Lauren Rojas of Cornerstone Christian School in Antioch, Calif., married her love of science with her Hello Kitty obsession by launching a doll of the cartoon character into space to test the effects of altitude on air pressure and temperature for a school project.
"It took a couple of weeks to put it all together," she explained.
She wanted to test the effects of altitude on air pressure and temperature for a class assignment at the Cornerstone Christian School.
Lauren, who was 12 at the time, launched the rocket from an altitude of 623 feet in 43-degree weather and it soared through strong winds, the coldest region of the Earth's atmosphere and finally reached its apex: 93,625 feet above the planet.
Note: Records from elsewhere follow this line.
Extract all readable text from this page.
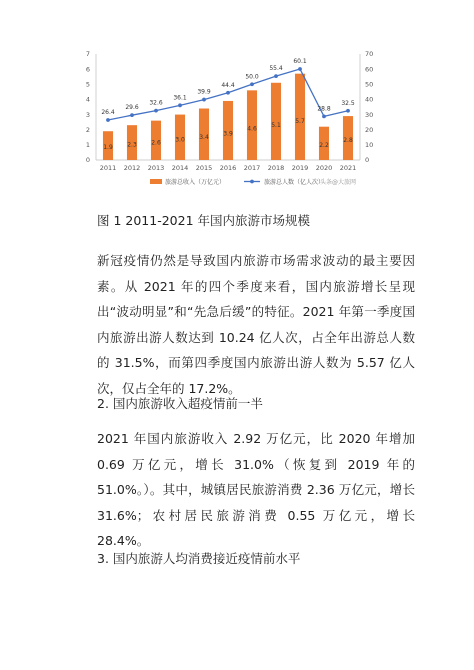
0
1
2
3
4
5
6
7
0
10
20
30
40
50
60
70
1.9 2.3 2.6 3.0 3.4 3.9
4.6 5.1
5.7
2.2
2.8
2011 2012 2013 2014 2015 2016 2017 2018 2019 2020 2021
26.4
29.6
32.6
36.1
39.9
44.4
50.0
55.4
60.1
28.8
32.5
旅游总收入（万亿元）	旅游总人数（亿人次）
头条@大旅网
图 1 2011-2021 年国内旅游市场规模
新冠疫情仍然是导致国内旅游市场需求波动的最主要因素。从 2021 年的四个季度来看，国内旅游增长呈现出“波动明显”和“先急后缓”的特征。2021 年第一季度国内旅游出游人数达到 10.24 亿人次，占全年出游总人数的 31.5%，而第四季度国内旅游出游人数为 5.57 亿人次，仅占全年的 17.2%。
2. 国内旅游收入超疫情前一半
2021 年国内旅游收入 2.92 万亿元，比 2020 年增加 0.69 万亿元，增长 31.0%（恢复到 2019 年的 51.0%。）。其中，城镇居民旅游消费 2.36 万亿元，增长 31.6%；农村居民旅游消费 0.55 万亿元，增长 28.4%。
3. 国内旅游人均消费接近疫情前水平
At its highest point, the balloon expanded 53 times larger than its original size at takeoff and burst open, causing Hello Kitty's rocket to plummet back to Earth. But she did not reach the ground. The rocket got caught 50 feet above the ground in a tree, 47.5 miles from the launch sight.
A video camera attached to the identified flying object captured the journey.
Lauren already showed the video to her teacher, who will play it for all of her classes on Monday.
"I think they'll think it's really cool," Lauren said.
Lauren also uploaded the video to YouTube where it has already attracted more than 27,000 views.
She has been surprised and delighted by how many people from all over the world have responded to her video.